I’ve been in conversations with our firms privacy compliance officers, and they have concerns on us using open forums that do not require registration. We have to comply with several hurdles just to post to forums that do require registration.

So, if this forum goes open, I will have to instruct over 200 wm users/developers at my company that they may not post issues on this forum.

Hello everyone

The vote has now closed with the following results:
In favour of the webMethods discussion forums being open for viewing: 61%
Neither in favour or against: 13%
Against the webMethods discussion forums being open for viewing: 25%

We look forward to updating you on next steps later in January.

Thank you to all who participated in the vote.

Software AG Communities Team

I need to know how to remove the posts of all the employees of my company. Posting to websites that are open-access is a violation of our companies policy.

We also need to know how to prevent any of the employees of my company from gaining access (to post) to this site.
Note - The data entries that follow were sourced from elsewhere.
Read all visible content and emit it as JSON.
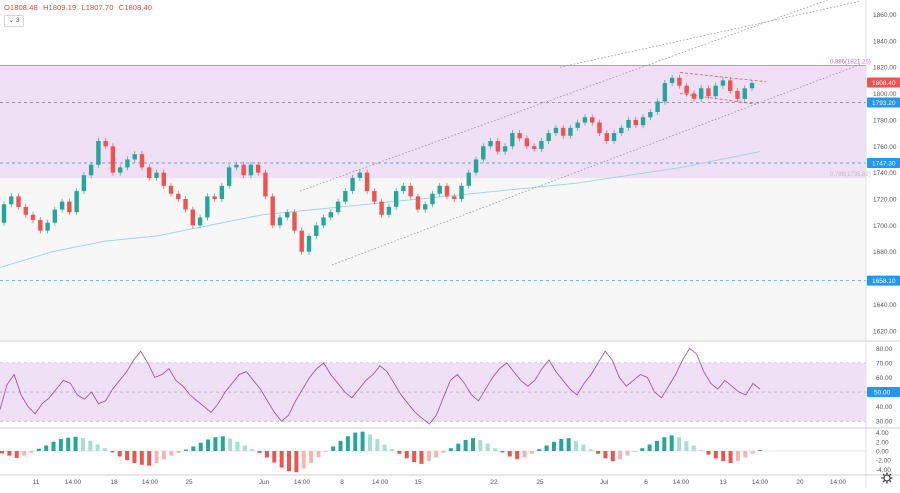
{
  "header": {
    "open": "O1808.48",
    "high": "H1809.19",
    "low": "L1807.70",
    "close": "C1808.40",
    "indicators_count": "3"
  },
  "colors": {
    "up": "#26a69a",
    "down": "#ef5350",
    "ma": "#9ad4e4",
    "zone": "#f0e0f5",
    "zone_line": "#cc66cc",
    "oscillator": "#a040b0",
    "price_badge": "#ef5350",
    "level_badge": "#2196f3",
    "grid_text": "#555555"
  },
  "chart_data": {
    "type": "candlestick",
    "price_axis": {
      "ticks": [
        "1860.00",
        "1840.00",
        "1820.00",
        "1800.00",
        "1780.00",
        "1760.00",
        "1740.00",
        "1720.00",
        "1700.00",
        "1680.00",
        "1660.00",
        "1640.00",
        "1620.00"
      ],
      "range": [
        1613,
        1871
      ]
    },
    "time_axis": {
      "labels": [
        "11",
        "14:00",
        "18",
        "14:00",
        "25",
        "Jun",
        "14:00",
        "8",
        "14:00",
        "15",
        "22",
        "25",
        "Jul",
        "6",
        "14:00",
        "13",
        "14:00",
        "20",
        "14:00"
      ]
    },
    "price_labels": {
      "last": "1808.40",
      "level_top": "1793.20",
      "level_mid": "1747.30",
      "level_low": "1658.10"
    },
    "annotations": {
      "fib_top": "0.886(1821.26)",
      "fib_bottom": "0.786(1735.82)"
    },
    "candles": [
      [
        1702,
        1716
      ],
      [
        1716,
        1722
      ],
      [
        1722,
        1714
      ],
      [
        1714,
        1708
      ],
      [
        1708,
        1704
      ],
      [
        1704,
        1696
      ],
      [
        1696,
        1702
      ],
      [
        1702,
        1712
      ],
      [
        1712,
        1718
      ],
      [
        1718,
        1710
      ],
      [
        1710,
        1726
      ],
      [
        1726,
        1738
      ],
      [
        1738,
        1746
      ],
      [
        1746,
        1764
      ],
      [
        1764,
        1760
      ],
      [
        1760,
        1740
      ],
      [
        1740,
        1744
      ],
      [
        1744,
        1750
      ],
      [
        1750,
        1754
      ],
      [
        1754,
        1744
      ],
      [
        1744,
        1736
      ],
      [
        1736,
        1740
      ],
      [
        1740,
        1730
      ],
      [
        1730,
        1724
      ],
      [
        1724,
        1720
      ],
      [
        1720,
        1712
      ],
      [
        1712,
        1700
      ],
      [
        1700,
        1706
      ],
      [
        1706,
        1722
      ],
      [
        1722,
        1720
      ],
      [
        1720,
        1730
      ],
      [
        1730,
        1744
      ],
      [
        1744,
        1746
      ],
      [
        1746,
        1738
      ],
      [
        1738,
        1746
      ],
      [
        1746,
        1740
      ],
      [
        1740,
        1722
      ],
      [
        1722,
        1700
      ],
      [
        1700,
        1706
      ],
      [
        1706,
        1710
      ],
      [
        1710,
        1696
      ],
      [
        1696,
        1680
      ],
      [
        1680,
        1692
      ],
      [
        1692,
        1700
      ],
      [
        1700,
        1706
      ],
      [
        1706,
        1710
      ],
      [
        1710,
        1718
      ],
      [
        1718,
        1726
      ],
      [
        1726,
        1736
      ],
      [
        1736,
        1740
      ],
      [
        1740,
        1726
      ],
      [
        1726,
        1718
      ],
      [
        1718,
        1708
      ],
      [
        1708,
        1714
      ],
      [
        1714,
        1726
      ],
      [
        1726,
        1730
      ],
      [
        1730,
        1722
      ],
      [
        1722,
        1712
      ],
      [
        1712,
        1716
      ],
      [
        1716,
        1724
      ],
      [
        1724,
        1730
      ],
      [
        1730,
        1722
      ],
      [
        1722,
        1720
      ],
      [
        1720,
        1730
      ],
      [
        1730,
        1740
      ],
      [
        1740,
        1750
      ],
      [
        1750,
        1760
      ],
      [
        1760,
        1764
      ],
      [
        1764,
        1756
      ],
      [
        1756,
        1760
      ],
      [
        1760,
        1770
      ],
      [
        1770,
        1766
      ],
      [
        1766,
        1760
      ],
      [
        1760,
        1758
      ],
      [
        1758,
        1764
      ],
      [
        1764,
        1770
      ],
      [
        1770,
        1774
      ],
      [
        1774,
        1768
      ],
      [
        1768,
        1774
      ],
      [
        1774,
        1778
      ],
      [
        1778,
        1782
      ],
      [
        1782,
        1778
      ],
      [
        1778,
        1770
      ],
      [
        1770,
        1764
      ],
      [
        1764,
        1770
      ],
      [
        1770,
        1774
      ],
      [
        1774,
        1780
      ],
      [
        1780,
        1776
      ],
      [
        1776,
        1782
      ],
      [
        1782,
        1786
      ],
      [
        1786,
        1794
      ],
      [
        1794,
        1808
      ],
      [
        1808,
        1812
      ],
      [
        1812,
        1806
      ],
      [
        1806,
        1800
      ],
      [
        1800,
        1796
      ],
      [
        1796,
        1804
      ],
      [
        1804,
        1798
      ],
      [
        1798,
        1806
      ],
      [
        1806,
        1810
      ],
      [
        1810,
        1802
      ],
      [
        1802,
        1796
      ],
      [
        1796,
        1804
      ],
      [
        1804,
        1808
      ]
    ],
    "ma_values": [
      1668,
      1674,
      1680,
      1684,
      1688,
      1690,
      1692,
      1696,
      1700,
      1704,
      1708,
      1710,
      1712,
      1714,
      1716,
      1718,
      1720,
      1722,
      1724,
      1726,
      1728,
      1730,
      1732,
      1735,
      1738,
      1741,
      1744,
      1748,
      1752,
      1756
    ]
  },
  "rsi": {
    "ticks": [
      "80.00",
      "70.00",
      "60.00",
      "50.00",
      "40.00",
      "30.00"
    ],
    "last_value": "50.00",
    "values": [
      38,
      55,
      62,
      48,
      40,
      35,
      42,
      46,
      52,
      58,
      56,
      48,
      45,
      50,
      42,
      44,
      52,
      58,
      64,
      72,
      78,
      70,
      60,
      62,
      66,
      58,
      54,
      48,
      44,
      40,
      36,
      42,
      50,
      56,
      62,
      64,
      58,
      52,
      44,
      36,
      30,
      34,
      44,
      52,
      60,
      66,
      70,
      62,
      56,
      50,
      46,
      52,
      58,
      62,
      68,
      64,
      56,
      48,
      42,
      36,
      32,
      28,
      34,
      46,
      58,
      62,
      56,
      48,
      44,
      52,
      60,
      66,
      70,
      64,
      58,
      54,
      58,
      66,
      72,
      64,
      58,
      52,
      48,
      56,
      62,
      70,
      78,
      72,
      60,
      54,
      58,
      62,
      60,
      50,
      46,
      54,
      62,
      72,
      80,
      76,
      64,
      56,
      52,
      58,
      54,
      50,
      48,
      56,
      52
    ]
  },
  "macd": {
    "ticks": [
      "4.00",
      "2.00",
      "0.00",
      "-2.00",
      "-4.00"
    ],
    "values": [
      -0.5,
      -1,
      -1.5,
      -1,
      -0.4,
      0.5,
      1.2,
      2,
      2.6,
      2.9,
      3.1,
      2.8,
      2.2,
      1.4,
      0.6,
      -0.3,
      -1.2,
      -2,
      -2.6,
      -3,
      -3.2,
      -2.6,
      -1.8,
      -1,
      -0.4,
      0.3,
      1,
      1.8,
      2.5,
      3,
      3.2,
      2.7,
      2,
      1.2,
      0.4,
      -0.4,
      -1.4,
      -2.5,
      -3.6,
      -4.4,
      -4.6,
      -3.8,
      -2.6,
      -1.4,
      -0.2,
      1,
      2.2,
      3.2,
      4,
      4.2,
      3.6,
      2.6,
      1.4,
      0.4,
      -0.6,
      -1.6,
      -2.4,
      -2.8,
      -2.2,
      -1.4,
      -0.4,
      0.6,
      1.6,
      2.4,
      2.8,
      2.4,
      1.6,
      0.6,
      -0.3,
      -1.2,
      -1.8,
      -1.4,
      -0.6,
      0.4,
      1.2,
      2,
      2.6,
      2.8,
      2.2,
      1.4,
      0.4,
      -0.6,
      -1.6,
      -2.2,
      -1.8,
      -1,
      -0.2,
      0.6,
      1.4,
      2.2,
      3,
      3.4,
      3,
      2.2,
      1.2,
      0.2,
      -0.8,
      -1.6,
      -2.2,
      -2.6,
      -2.2,
      -1.4,
      -0.6,
      0.2
    ]
  }
}
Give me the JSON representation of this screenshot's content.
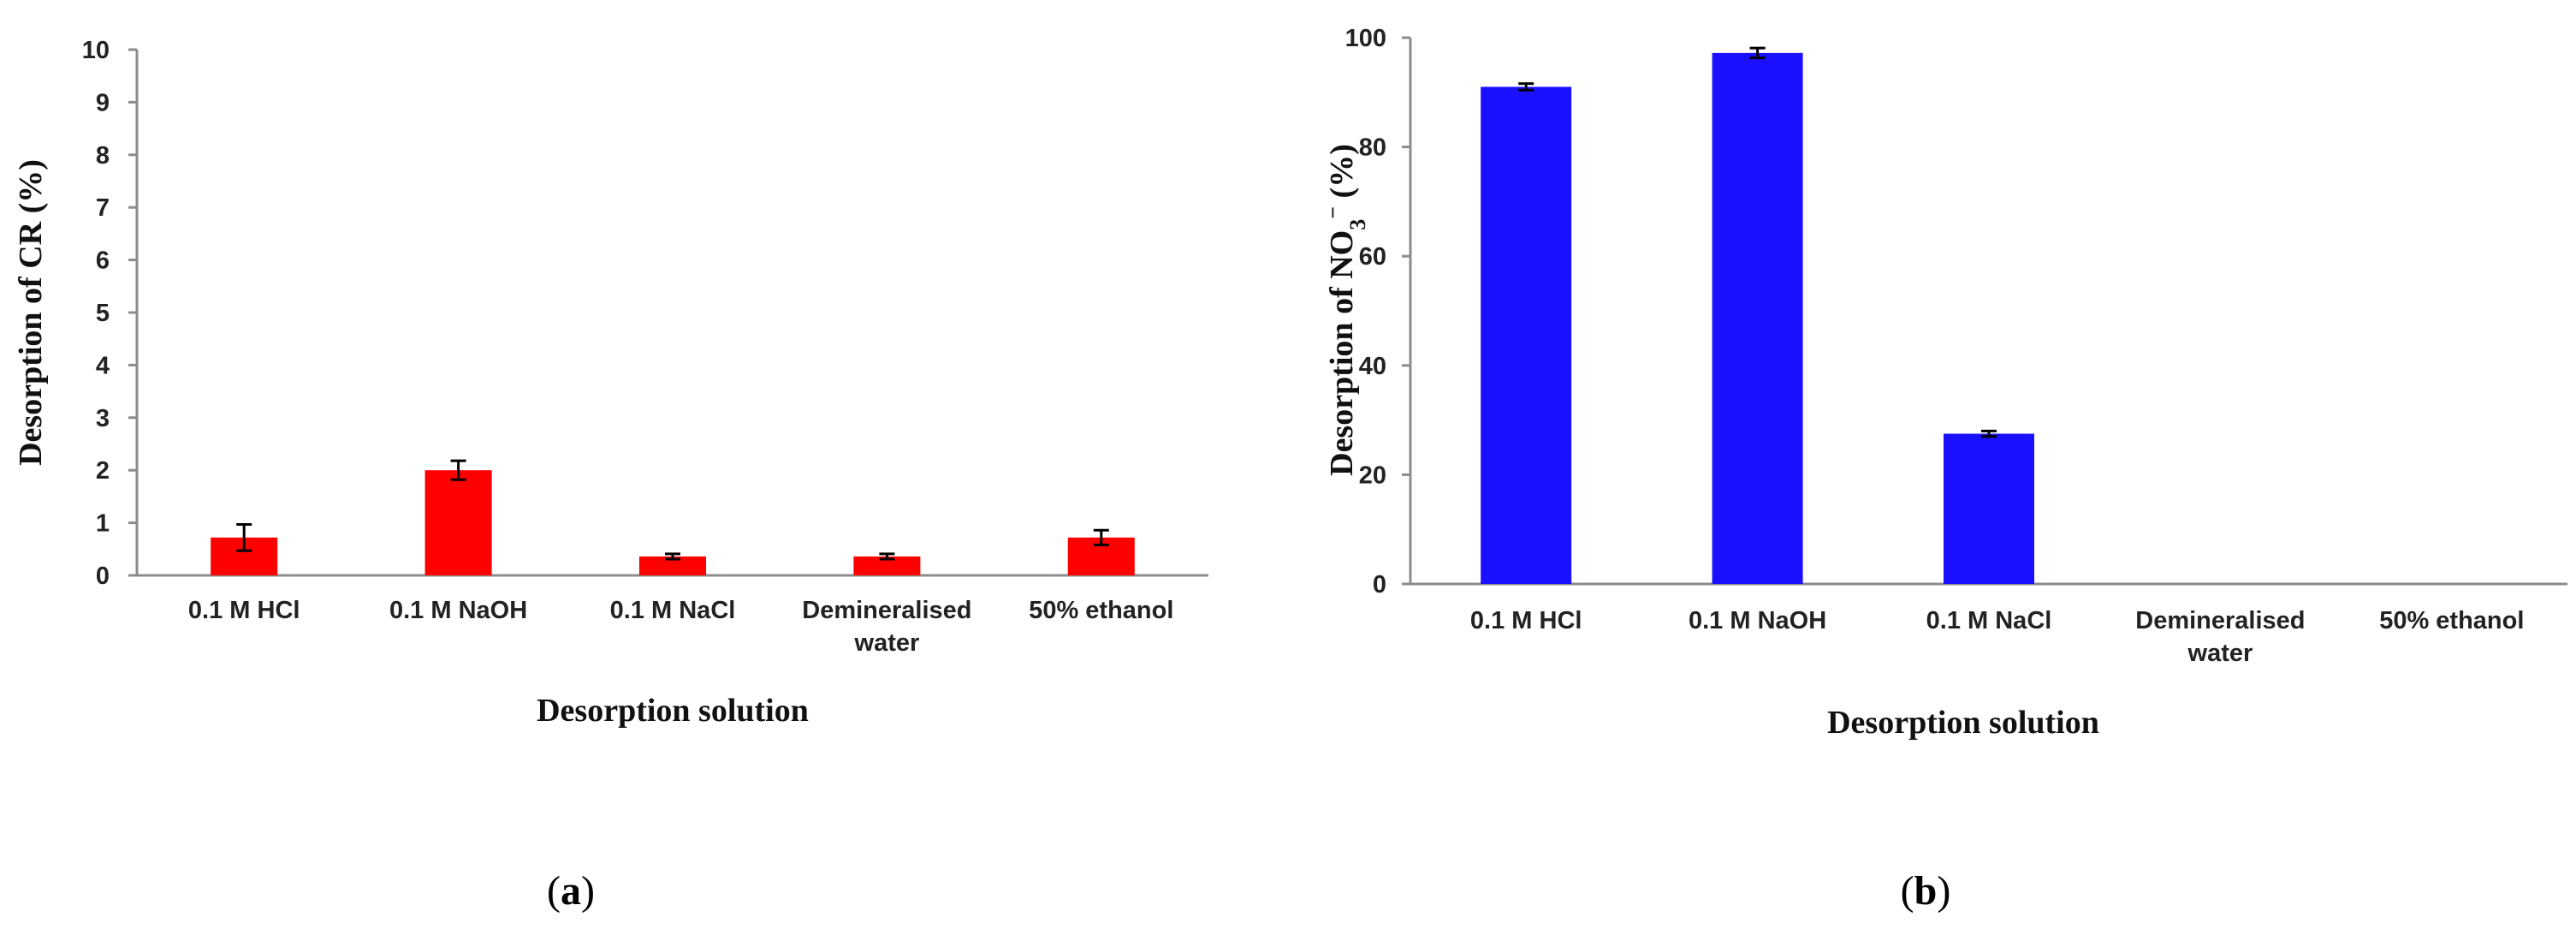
{
  "chart_data": [
    {
      "type": "bar",
      "panel_label": "a",
      "categories": [
        [
          "0.1 M HCl"
        ],
        [
          "0.1 M NaOH"
        ],
        [
          "0.1 M NaCl"
        ],
        [
          "Demineralised",
          "water"
        ],
        [
          "50% ethanol"
        ]
      ],
      "values": [
        0.72,
        2.0,
        0.36,
        0.36,
        0.72
      ],
      "errors": [
        0.25,
        0.18,
        0.05,
        0.05,
        0.14
      ],
      "title": "",
      "xlabel": "Desorption solution",
      "ylabel": "Desorption of CR (%)",
      "ylabel_parts": [
        {
          "text": "Desorption of CR (%)",
          "sup": false
        }
      ],
      "ylim": [
        0,
        10
      ],
      "yticks": [
        0,
        1,
        2,
        3,
        4,
        5,
        6,
        7,
        8,
        9,
        10
      ],
      "color": "#ff0000",
      "grid": false,
      "legend": "none"
    },
    {
      "type": "bar",
      "panel_label": "b",
      "categories": [
        [
          "0.1 M HCl"
        ],
        [
          "0.1 M NaOH"
        ],
        [
          "0.1 M NaCl"
        ],
        [
          "Demineralised",
          "water"
        ],
        [
          "50% ethanol"
        ]
      ],
      "values": [
        91,
        97.2,
        27.5,
        0,
        0
      ],
      "errors": [
        0.6,
        0.9,
        0.5,
        0,
        0
      ],
      "title": "",
      "xlabel": "Desorption solution",
      "ylabel": "Desorption of NO3− (%)",
      "ylabel_parts": [
        {
          "text": "Desorption of NO",
          "sup": false
        },
        {
          "text": "3",
          "sub": true
        },
        {
          "text": "−",
          "sup": true
        },
        {
          "text": " (%)",
          "sup": false
        }
      ],
      "ylim": [
        0,
        100
      ],
      "yticks": [
        0,
        20,
        40,
        60,
        80,
        100
      ],
      "color": "#1a0fff",
      "grid": false,
      "legend": "none"
    }
  ]
}
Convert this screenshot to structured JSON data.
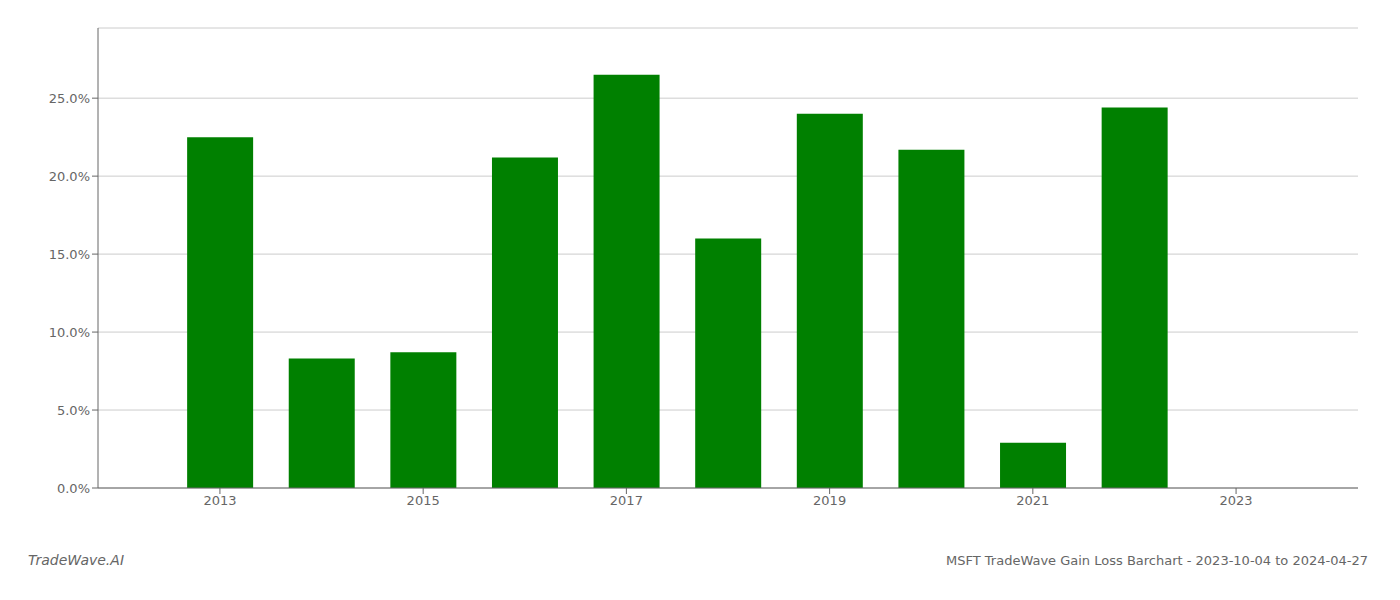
{
  "chart_data": {
    "type": "bar",
    "title": "MSFT TradeWave Gain Loss Barchart - 2023-10-04 to 2024-04-27",
    "annotations": [
      "TradeWave.AI"
    ],
    "x": [
      2013,
      2014,
      2015,
      2016,
      2017,
      2018,
      2019,
      2020,
      2021,
      2022
    ],
    "values": [
      0.225,
      0.083,
      0.087,
      0.212,
      0.265,
      0.16,
      0.24,
      0.217,
      0.029,
      0.244
    ],
    "color": "#008000",
    "xlim": [
      2011.8,
      2024.2
    ],
    "xticks": [
      2013,
      2015,
      2017,
      2019,
      2021,
      2023
    ],
    "ylim": [
      0,
      0.295
    ],
    "yticks": [
      {
        "value": 0.0,
        "label": "0.0%"
      },
      {
        "value": 0.05,
        "label": "5.0%"
      },
      {
        "value": 0.1,
        "label": "10.0%"
      },
      {
        "value": 0.15,
        "label": "15.0%"
      },
      {
        "value": 0.2,
        "label": "20.0%"
      },
      {
        "value": 0.25,
        "label": "25.0%"
      }
    ],
    "grid": true
  }
}
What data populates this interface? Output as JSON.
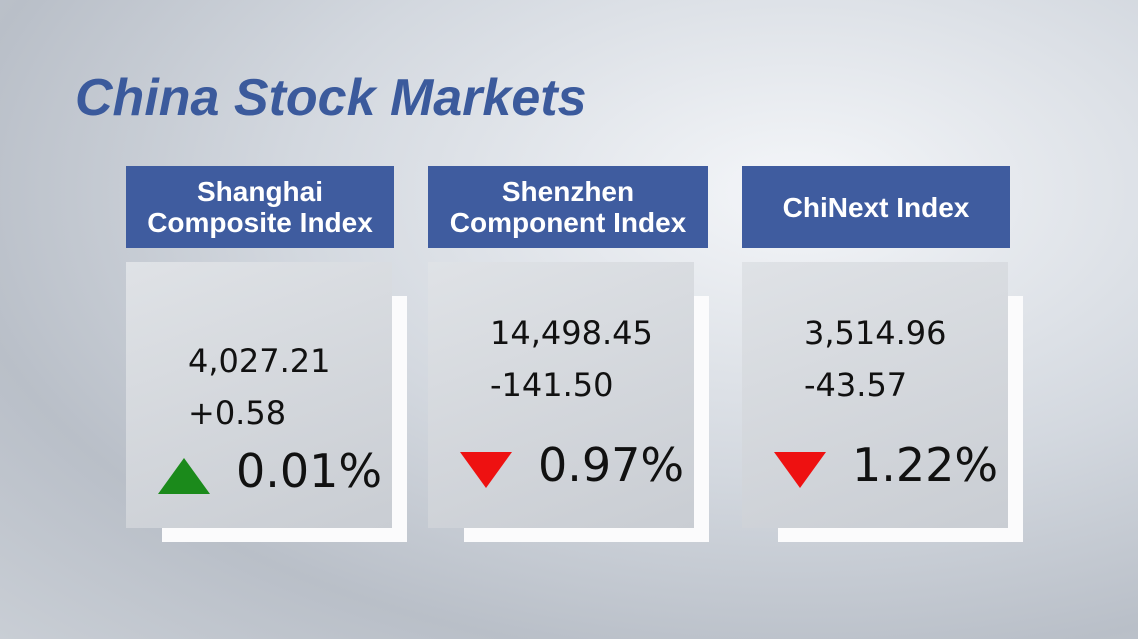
{
  "title": "China Stock Markets",
  "cards": [
    {
      "name": "Shanghai Composite Index",
      "value": "4,027.21",
      "change": "+0.58",
      "percent": "0.01%",
      "direction": "up"
    },
    {
      "name": "Shenzhen Component Index",
      "value": "14,498.45",
      "change": "-141.50",
      "percent": "0.97%",
      "direction": "down"
    },
    {
      "name": "ChiNext Index",
      "value": "3,514.96",
      "change": "-43.57",
      "percent": "1.22%",
      "direction": "down"
    }
  ]
}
Hey Randy, surely the policy applies to you as well. Could it be time to clear your desk and call security? :slight_smile:

I just don’t understand this corporate paranoia.

Hello Randy,

The company name is not by default visible on the forums and the user name should not typically contain company information. In addition community members could modify their profile settings so that the email address is not publicly available and attached to the forum’s posts. Furthermore, members can also easily remove the signatures from their posts (if such). To do so, one need to login to his/her account, go to Profile details and make sure that the options Always show my e-mail address and Always attach my signature are set to No. If this would help - we can automatically update this information, you just need to specify the sensitive domains.